Perry Engle – Obispo de las Conferencias del Medio Oeste y del Pacífico

Meditación de la Biblia: Hechos 6:8-9:31 (la propagación del Evangelio: los helenistas y los samaritanos)

En aquel día hubo una gran persecución contra la iglesia que estaba en Jerusalén; y todos fueron esparcidos por las tierras de Judea y de Samaria … Pero los que fueron esparcidos iban por todas partes anunciando el evangelio (Hechos 8:1, 4).

A la sombra del puente Benjamín Franklin, en Filadelfia, hay un callejón en el cual se encuentran catorce gastados escalones de granito que bajan hasta donde los barcos solían atracar en el río Delaware. Esos escalones son el último conjunto de escaleras públicas hechas por William Penn, el fundador de Pennsylvania, y datan de principios del siglo dieciocho. Yo me he sentado en esos escalones y me he preguntado si nuestros antepasados inmigrantes habrán subido por esta escalera al salir de los barcos en los que habían escapado a la persecución en Europa. Después de desembarcar, se esparcieron por las tierras que se hallan a lo largo del río Susquehanna. Entre esos refugiados nació la Iglesia de los Hermanos en Cristo hace casi doscientos cincuenta años.

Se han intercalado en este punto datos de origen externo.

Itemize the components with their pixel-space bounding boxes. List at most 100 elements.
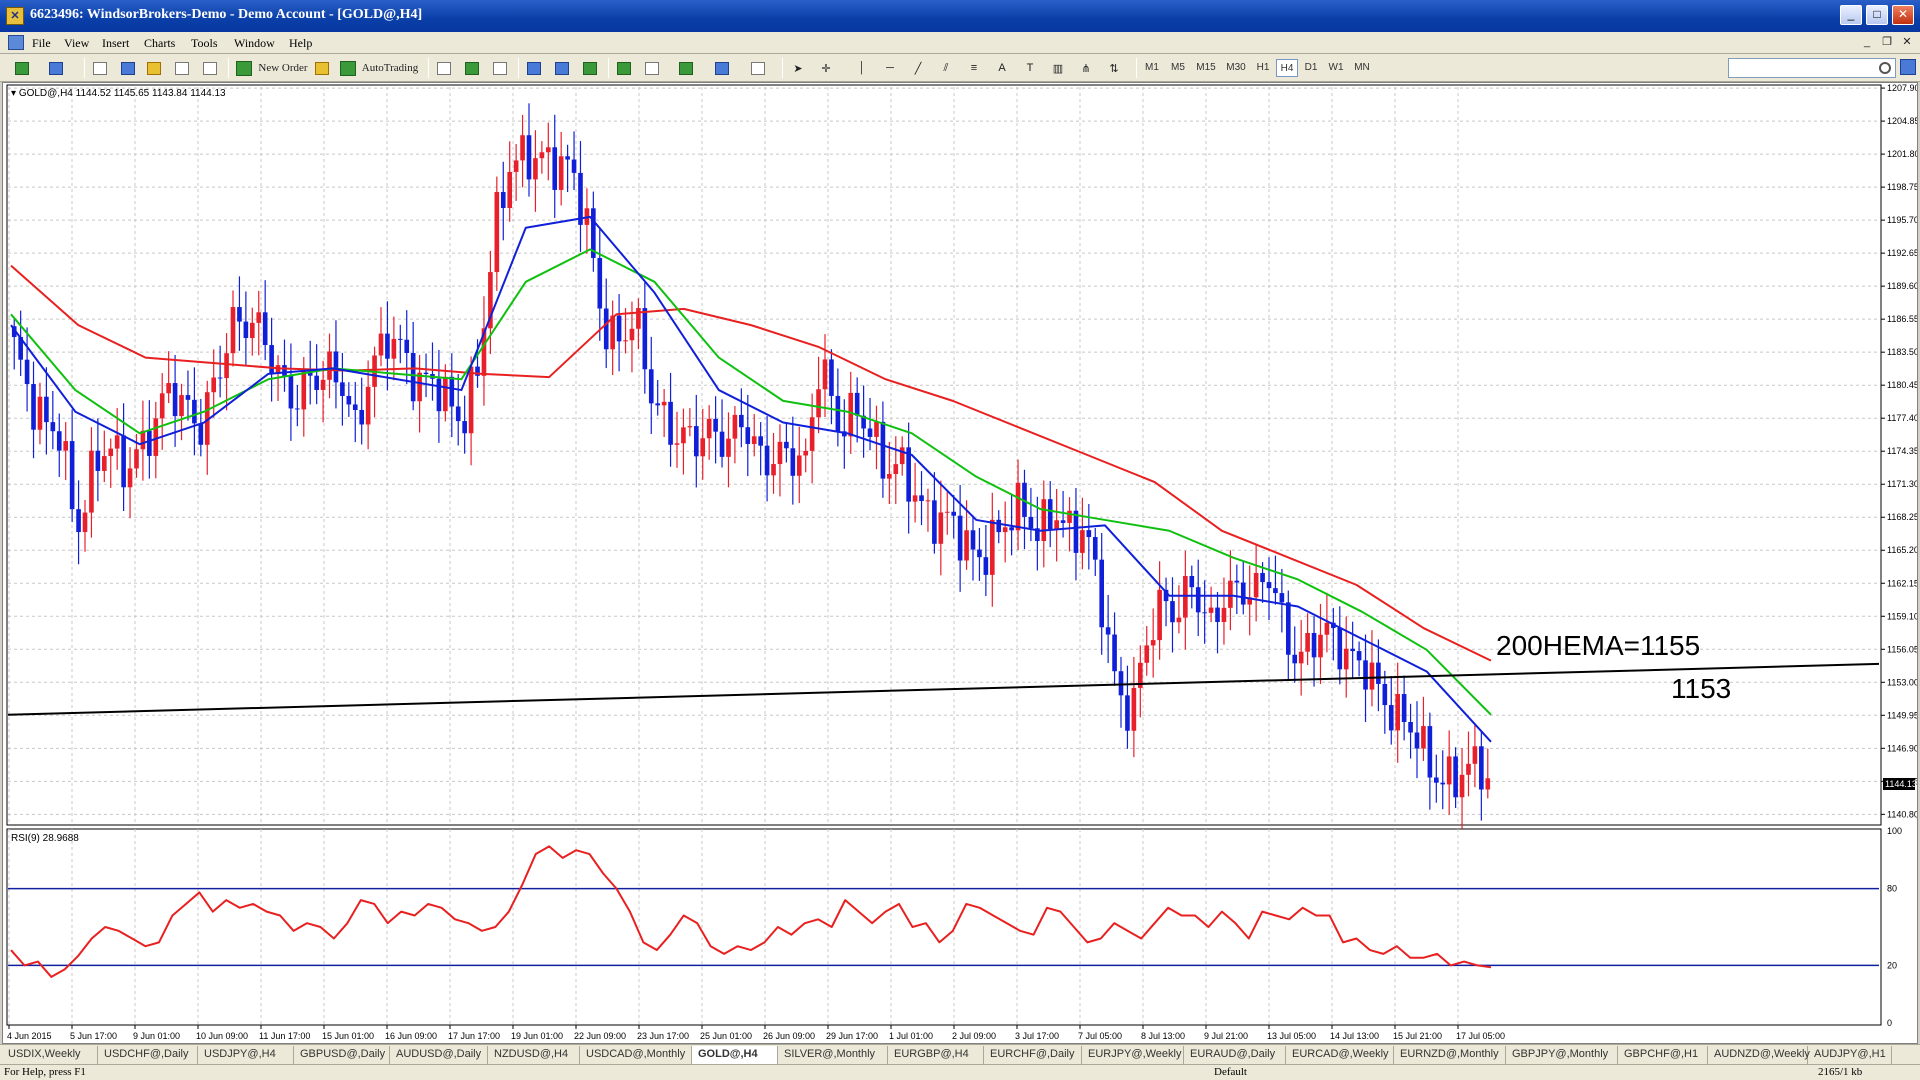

Nuestras raíces en la BIC nos recuerdan a la Iglesia en sus primeros tiempos, cuando el martirio de Esteban condujo a una gran persecución que hizo que la Iglesia se esparciera por toda Judea y Samaria (Hechos 8:1). Esta fue la primera expansión de la Iglesia, y ciertamente no era la forma en que los primeros creyentes esperaban difundir la Palabra de Dios.

Sin embargo, las Escrituras nos dicen que «los que fueron esparcidos iban por todas partes anunciando el evangelio» (Hechos 8:4). Al esparcirse, se encontraron con unas nuevas personas extrañamente receptivas ante la Palabra de Dios; gente de Judea, Samaria y Etiopía. Hasta el mismo Gran Perseguidor, Saulo, tuvo un encuentro con Jesús de una manera que transformó su vida (Hechos 9), y el mundo nunca ha vuelto a ser el de antes.

Esto nos sirve para recordar que la historia de inmigración de nuestra propia Iglesia BIC nos obliga a subir esos escalones cada vez que nos hayamos comenzado a sentir cómodos, para compartir la Palabra dondequiera que Dios nos esparza a nosotros. Para ir al encuentro de nuevos desconocidos que nunca antes hemos encontrado, cuyos idiomas aún no comprendemos, para predicarles la Palabra de Dios «a tiempo y fuera de tiempo» (2 Timoteo 4:2), hasta los confines de la tierra (Hechos 1:8).

Oración:

Padre. Muéstranos hacia dónde nos quieres esparcir a nosotros. Elimina de nosotros la necesidad de estar cómodos, y guíanos hasta las personas que tú quieres alcanzar con tu Palabra.